You know those clear comparison tables in Consumer Reports? Like, ten columns of features and a rating for each company’s offering in each feature category? Forget it. Every goddam video monitor out there has completely different characteristics, so you have to decide which combo you like best without ever having needed or used one of these products, let alone experienced any of their individual features. It’s like trying to compare four French restaurants except one of them serves Spanish food, one of them is only open on Thursdays for breakfast, and a third one burned down last week.
After several days of boggling around, I whittled the choice down to two models. One would let us pan and zoom the camera remotely, like Big Brother in a black helicopter. The other had a talk-back feature. To clarify, “talk-back” doesn’t mean the monitor makes smart alecky remarks when it hears you discussing your dinner plans; it lets you speak to your baby without going into her room, like a walkie talkie.
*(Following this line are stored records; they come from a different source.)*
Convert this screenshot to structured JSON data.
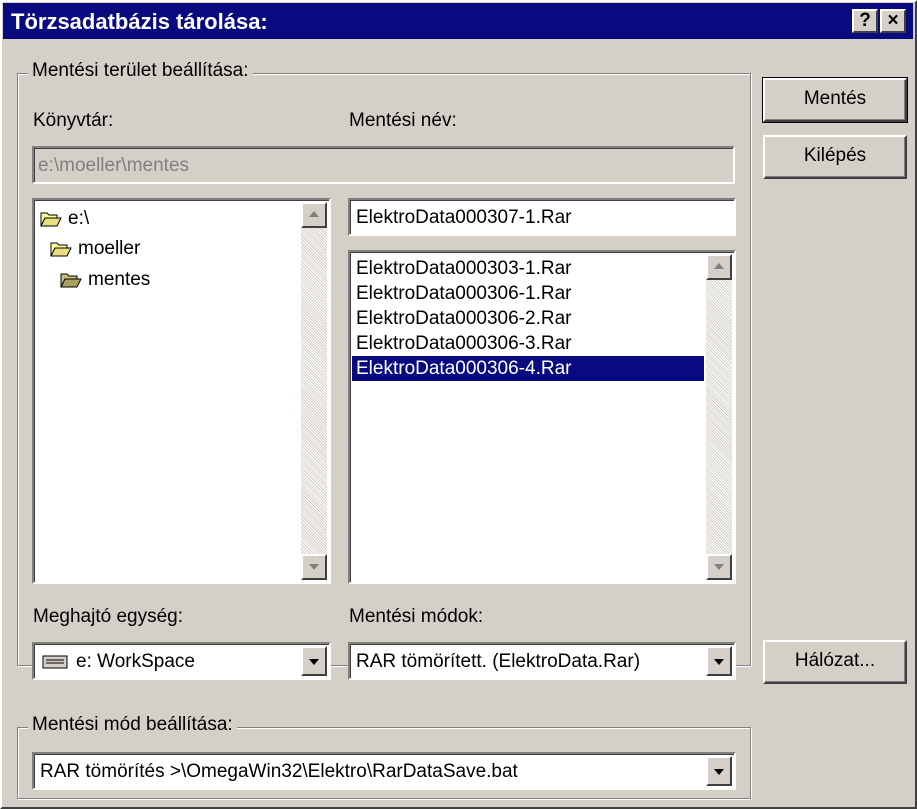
{
  "window": {
    "title": "Törzsadatbázis tárolása:",
    "help_label": "?",
    "close_label": "×"
  },
  "save_area": {
    "legend": "Mentési terület beállítása:",
    "directory_label": "Könyvtár:",
    "directory_path": "e:\\moeller\\mentes",
    "save_name_label": "Mentési név:",
    "save_name_value": "ElektroData000307-1.Rar",
    "folders": [
      "e:\\",
      "moeller",
      "mentes"
    ],
    "files": [
      "ElektroData000303-1.Rar",
      "ElektroData000306-1.Rar",
      "ElektroData000306-2.Rar",
      "ElektroData000306-3.Rar",
      "ElektroData000306-4.Rar"
    ],
    "selected_file_index": 4,
    "drive_label": "Meghajtó egység:",
    "drive_value": "e: WorkSpace",
    "modes_label": "Mentési módok:",
    "modes_value": "RAR tömörített. (ElektroData.Rar)"
  },
  "save_mode": {
    "legend": "Mentési mód beállítása:",
    "value": "RAR tömörítés >\\OmegaWin32\\Elektro\\RarDataSave.bat"
  },
  "buttons": {
    "save": "Mentés",
    "exit": "Kilépés",
    "network": "Hálózat..."
  },
  "colors": {
    "titlebar": "#0a0a80",
    "face": "#d4d0c8",
    "selection": "#0a0a80"
  }
}
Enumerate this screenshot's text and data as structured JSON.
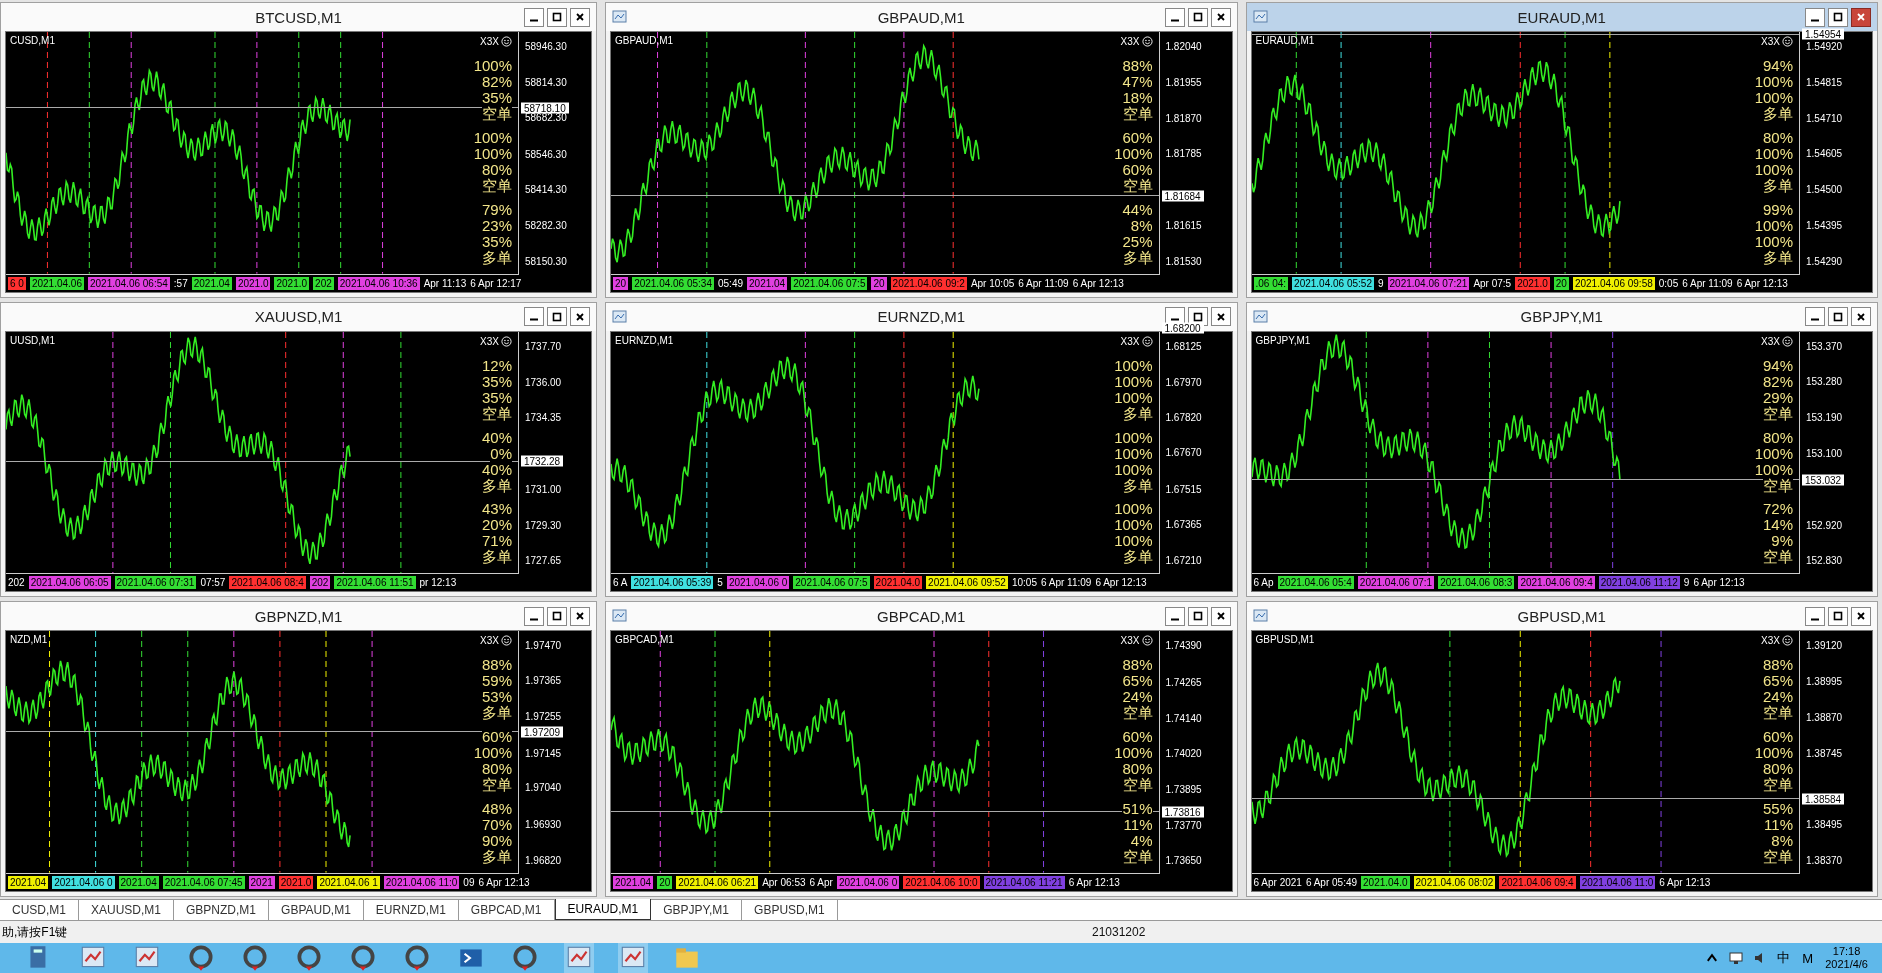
{
  "charts": [
    {
      "title": "BTCUSD,M1",
      "active": false,
      "label": "CUSD,M1",
      "badge": "X3X",
      "price": "58718.10",
      "ticks": [
        "58946.30",
        "58814.30",
        "58682.30",
        "58546.30",
        "58414.30",
        "58282.30",
        "58150.30"
      ],
      "groups": [
        {
          "values": [
            "100%",
            "82%",
            "35%"
          ],
          "side": "空单"
        },
        {
          "values": [
            "100%",
            "100%",
            "80%"
          ],
          "side": "空单"
        },
        {
          "values": [
            "79%",
            "23%",
            "35%"
          ],
          "side": "多单"
        }
      ],
      "times": [
        {
          "kind": "tag",
          "text": "6 0",
          "color": "#ff3030"
        },
        {
          "kind": "tag",
          "text": "2021.04.06",
          "color": "#33dd33"
        },
        {
          "kind": "tag",
          "text": "2021.04.06 06:54",
          "color": "#e040e0"
        },
        {
          "kind": "plain",
          "text": ":57"
        },
        {
          "kind": "tag",
          "text": "2021.04",
          "color": "#33dd33"
        },
        {
          "kind": "tag",
          "text": "2021.0",
          "color": "#e040e0"
        },
        {
          "kind": "tag",
          "text": "2021.0",
          "color": "#33dd33"
        },
        {
          "kind": "tag",
          "text": "202",
          "color": "#33dd33"
        },
        {
          "kind": "tag",
          "text": "2021.04.06 10:36",
          "color": "#e040e0"
        },
        {
          "kind": "plain",
          "text": "Apr 11:13"
        },
        {
          "kind": "plain",
          "text": "6 Apr 12:17"
        }
      ]
    },
    {
      "title": "GBPAUD,M1",
      "active": false,
      "label": "GBPAUD,M1",
      "badge": "X3X",
      "price": "1.81684",
      "ticks": [
        "1.82040",
        "1.81955",
        "1.81870",
        "1.81785",
        "1.81615",
        "1.81530"
      ],
      "groups": [
        {
          "values": [
            "88%",
            "47%",
            "18%"
          ],
          "side": "空单"
        },
        {
          "values": [
            "60%",
            "100%",
            "60%"
          ],
          "side": "空单"
        },
        {
          "values": [
            "44%",
            "8%",
            "25%"
          ],
          "side": "多单"
        }
      ],
      "times": [
        {
          "kind": "tag",
          "text": "20",
          "color": "#e040e0"
        },
        {
          "kind": "tag",
          "text": "2021.04.06 05:34",
          "color": "#33dd33"
        },
        {
          "kind": "plain",
          "text": "05:49"
        },
        {
          "kind": "tag",
          "text": "2021.04",
          "color": "#e040e0"
        },
        {
          "kind": "tag",
          "text": "2021.04.06 07:5",
          "color": "#33dd33"
        },
        {
          "kind": "tag",
          "text": "20",
          "color": "#e040e0"
        },
        {
          "kind": "tag",
          "text": "2021.04.06 09:2",
          "color": "#ff3030"
        },
        {
          "kind": "plain",
          "text": "Apr 10:05"
        },
        {
          "kind": "plain",
          "text": "6 Apr 11:09"
        },
        {
          "kind": "plain",
          "text": "6 Apr 12:13"
        }
      ]
    },
    {
      "title": "EURAUD,M1",
      "active": true,
      "label": "EURAUD,M1",
      "badge": "X3X",
      "price": "1.54954",
      "ticks": [
        "1.54920",
        "1.54815",
        "1.54710",
        "1.54605",
        "1.54500",
        "1.54395",
        "1.54290"
      ],
      "groups": [
        {
          "values": [
            "94%",
            "100%",
            "100%"
          ],
          "side": "多单"
        },
        {
          "values": [
            "80%",
            "100%",
            "100%"
          ],
          "side": "多单"
        },
        {
          "values": [
            "99%",
            "100%",
            "100%"
          ],
          "side": "多单"
        }
      ],
      "times": [
        {
          "kind": "tag",
          "text": ".06 04:",
          "color": "#33dd33"
        },
        {
          "kind": "tag",
          "text": "2021.04.06 05:52",
          "color": "#40e0e0"
        },
        {
          "kind": "plain",
          "text": "9"
        },
        {
          "kind": "tag",
          "text": "2021.04.06 07:21",
          "color": "#e040e0"
        },
        {
          "kind": "plain",
          "text": "Apr 07:5"
        },
        {
          "kind": "tag",
          "text": "2021.0",
          "color": "#ff3030"
        },
        {
          "kind": "tag",
          "text": "20",
          "color": "#33dd33"
        },
        {
          "kind": "tag",
          "text": "2021.04.06 09:58",
          "color": "#f0f000"
        },
        {
          "kind": "plain",
          "text": "0:05"
        },
        {
          "kind": "plain",
          "text": "6 Apr 11:09"
        },
        {
          "kind": "plain",
          "text": "6 Apr 12:13"
        }
      ]
    },
    {
      "title": "XAUUSD,M1",
      "active": false,
      "label": "UUSD,M1",
      "badge": "X3X",
      "price": "1732.28",
      "ticks": [
        "1737.70",
        "1736.00",
        "1734.35",
        "1731.00",
        "1729.30",
        "1727.65"
      ],
      "groups": [
        {
          "values": [
            "12%",
            "35%",
            "35%"
          ],
          "side": "空单"
        },
        {
          "values": [
            "40%",
            "0%",
            "40%"
          ],
          "side": "多单"
        },
        {
          "values": [
            "43%",
            "20%",
            "71%"
          ],
          "side": "多单"
        }
      ],
      "times": [
        {
          "kind": "plain",
          "text": "202"
        },
        {
          "kind": "tag",
          "text": "2021.04.06 06:05",
          "color": "#e040e0"
        },
        {
          "kind": "tag",
          "text": "2021.04.06 07:31",
          "color": "#33dd33"
        },
        {
          "kind": "plain",
          "text": "07:57"
        },
        {
          "kind": "tag",
          "text": "2021.04.06 08:4",
          "color": "#ff3030"
        },
        {
          "kind": "tag",
          "text": "202",
          "color": "#e040e0"
        },
        {
          "kind": "tag",
          "text": "2021.04.06 11:51",
          "color": "#33dd33"
        },
        {
          "kind": "plain",
          "text": "pr 12:13"
        }
      ]
    },
    {
      "title": "EURNZD,M1",
      "active": false,
      "label": "EURNZD,M1",
      "badge": "X3X",
      "price": "1.68200",
      "ticks": [
        "1.68125",
        "1.67970",
        "1.67820",
        "1.67670",
        "1.67515",
        "1.67365",
        "1.67210"
      ],
      "groups": [
        {
          "values": [
            "100%",
            "100%",
            "100%"
          ],
          "side": "多单"
        },
        {
          "values": [
            "100%",
            "100%",
            "100%"
          ],
          "side": "多单"
        },
        {
          "values": [
            "100%",
            "100%",
            "100%"
          ],
          "side": "多单"
        }
      ],
      "times": [
        {
          "kind": "plain",
          "text": "6 A"
        },
        {
          "kind": "tag",
          "text": "2021.04.06 05:39",
          "color": "#40e0e0"
        },
        {
          "kind": "plain",
          "text": "5"
        },
        {
          "kind": "tag",
          "text": "2021.04.06 0",
          "color": "#e040e0"
        },
        {
          "kind": "tag",
          "text": "2021.04.06 07:5",
          "color": "#33dd33"
        },
        {
          "kind": "tag",
          "text": "2021.04.0",
          "color": "#ff3030"
        },
        {
          "kind": "tag",
          "text": "2021.04.06 09:52",
          "color": "#f0f000"
        },
        {
          "kind": "plain",
          "text": "10:05"
        },
        {
          "kind": "plain",
          "text": "6 Apr 11:09"
        },
        {
          "kind": "plain",
          "text": "6 Apr 12:13"
        }
      ]
    },
    {
      "title": "GBPJPY,M1",
      "active": false,
      "label": "GBPJPY,M1",
      "badge": "X3X",
      "price": "153.032",
      "ticks": [
        "153.370",
        "153.280",
        "153.190",
        "153.100",
        "152.920",
        "152.830"
      ],
      "groups": [
        {
          "values": [
            "94%",
            "82%",
            "29%"
          ],
          "side": "空单"
        },
        {
          "values": [
            "80%",
            "100%",
            "100%"
          ],
          "side": "空单"
        },
        {
          "values": [
            "72%",
            "14%",
            "9%"
          ],
          "side": "空单"
        }
      ],
      "times": [
        {
          "kind": "plain",
          "text": "6 Ap"
        },
        {
          "kind": "tag",
          "text": "2021.04.06 05:4",
          "color": "#33dd33"
        },
        {
          "kind": "tag",
          "text": "2021.04.06 07:1",
          "color": "#e040e0"
        },
        {
          "kind": "tag",
          "text": "2021.04.06 08:3",
          "color": "#33dd33"
        },
        {
          "kind": "tag",
          "text": "2021.04.06 09:4",
          "color": "#e040e0"
        },
        {
          "kind": "tag",
          "text": "2021.04.06 11:12",
          "color": "#8040e0"
        },
        {
          "kind": "plain",
          "text": "9"
        },
        {
          "kind": "plain",
          "text": "6 Apr 12:13"
        }
      ]
    },
    {
      "title": "GBPNZD,M1",
      "active": false,
      "label": "NZD,M1",
      "badge": "X3X",
      "price": "1.97209",
      "ticks": [
        "1.97470",
        "1.97365",
        "1.97255",
        "1.97145",
        "1.97040",
        "1.96930",
        "1.96820"
      ],
      "groups": [
        {
          "values": [
            "88%",
            "59%",
            "53%"
          ],
          "side": "多单"
        },
        {
          "values": [
            "60%",
            "100%",
            "80%"
          ],
          "side": "空单"
        },
        {
          "values": [
            "48%",
            "70%",
            "90%"
          ],
          "side": "多单"
        }
      ],
      "times": [
        {
          "kind": "tag",
          "text": "2021.04",
          "color": "#f0f000"
        },
        {
          "kind": "tag",
          "text": "2021.04.06 0",
          "color": "#40e0e0"
        },
        {
          "kind": "tag",
          "text": "2021.04",
          "color": "#33dd33"
        },
        {
          "kind": "tag",
          "text": "2021.04.06 07:45",
          "color": "#33dd33"
        },
        {
          "kind": "tag",
          "text": "2021",
          "color": "#e040e0"
        },
        {
          "kind": "tag",
          "text": "2021.0",
          "color": "#ff3030"
        },
        {
          "kind": "tag",
          "text": "2021.04.06 1",
          "color": "#f0f000"
        },
        {
          "kind": "tag",
          "text": "2021.04.06 11:0",
          "color": "#e040e0"
        },
        {
          "kind": "plain",
          "text": "09"
        },
        {
          "kind": "plain",
          "text": "6 Apr 12:13"
        }
      ]
    },
    {
      "title": "GBPCAD,M1",
      "active": false,
      "label": "GBPCAD,M1",
      "badge": "X3X",
      "price": "1.73816",
      "ticks": [
        "1.74390",
        "1.74265",
        "1.74140",
        "1.74020",
        "1.73895",
        "1.73770",
        "1.73650"
      ],
      "groups": [
        {
          "values": [
            "88%",
            "65%",
            "24%"
          ],
          "side": "空单"
        },
        {
          "values": [
            "60%",
            "100%",
            "80%"
          ],
          "side": "空单"
        },
        {
          "values": [
            "51%",
            "11%",
            "4%"
          ],
          "side": "空单"
        }
      ],
      "times": [
        {
          "kind": "tag",
          "text": "2021.04",
          "color": "#e040e0"
        },
        {
          "kind": "tag",
          "text": "20",
          "color": "#33dd33"
        },
        {
          "kind": "tag",
          "text": "2021.04.06 06:21",
          "color": "#f0f000"
        },
        {
          "kind": "plain",
          "text": "Apr 06:53"
        },
        {
          "kind": "plain",
          "text": "6 Apr"
        },
        {
          "kind": "tag",
          "text": "2021.04.06 0",
          "color": "#e040e0"
        },
        {
          "kind": "tag",
          "text": "2021.04.06 10:0",
          "color": "#ff3030"
        },
        {
          "kind": "tag",
          "text": "2021.04.06 11:21",
          "color": "#8040e0"
        },
        {
          "kind": "plain",
          "text": "6 Apr 12:13"
        }
      ]
    },
    {
      "title": "GBPUSD,M1",
      "active": false,
      "label": "GBPUSD,M1",
      "badge": "X3X",
      "price": "1.38584",
      "ticks": [
        "1.39120",
        "1.38995",
        "1.38870",
        "1.38745",
        "1.38495",
        "1.38370"
      ],
      "groups": [
        {
          "values": [
            "88%",
            "65%",
            "24%"
          ],
          "side": "空单"
        },
        {
          "values": [
            "60%",
            "100%",
            "80%"
          ],
          "side": "空单"
        },
        {
          "values": [
            "55%",
            "11%",
            "8%"
          ],
          "side": "空单"
        }
      ],
      "times": [
        {
          "kind": "plain",
          "text": "6 Apr 2021"
        },
        {
          "kind": "plain",
          "text": "6 Apr 05:49"
        },
        {
          "kind": "tag",
          "text": "2021.04.0",
          "color": "#33dd33"
        },
        {
          "kind": "tag",
          "text": "2021.04.06 08:02",
          "color": "#f0f000"
        },
        {
          "kind": "tag",
          "text": "2021.04.06 09:4",
          "color": "#ff3030"
        },
        {
          "kind": "tag",
          "text": "2021.04.06 11:0",
          "color": "#8040e0"
        },
        {
          "kind": "plain",
          "text": "6 Apr 12:13"
        }
      ]
    }
  ],
  "tabs": [
    {
      "label": "CUSD,M1",
      "selected": false
    },
    {
      "label": "XAUUSD,M1",
      "selected": false
    },
    {
      "label": "GBPNZD,M1",
      "selected": false
    },
    {
      "label": "GBPAUD,M1",
      "selected": false
    },
    {
      "label": "EURNZD,M1",
      "selected": false
    },
    {
      "label": "GBPCAD,M1",
      "selected": false
    },
    {
      "label": "EURAUD,M1",
      "selected": true
    },
    {
      "label": "GBPJPY,M1",
      "selected": false
    },
    {
      "label": "GBPUSD,M1",
      "selected": false
    }
  ],
  "status_bar": {
    "help": "助,请按F1键",
    "code": "21031202"
  },
  "taskbar": {
    "tray": [
      "中",
      "M"
    ],
    "time": "17:18",
    "date": "2021/4/6"
  }
}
Both of these options are pretty high on the creepy scale if you ask me. You’re already spying on your child, and these let you do it in close-up or while providing disembodied narration, your choice.
I thought the pan/zoom would be more subtle and less likely to cause her to grow up schizophrenic, so we went for the black helicopter. I haven’t set it up yet, since in our current apartment, we’re usually sitting not more than twenty feet and one glass door away from where she’s sleeping. I’ll let you know how it goes in the new house. I can imagine us going upstairs and sitting on our bed just so we can play with the camera like some single-feature video game. Shut up – we are not losers.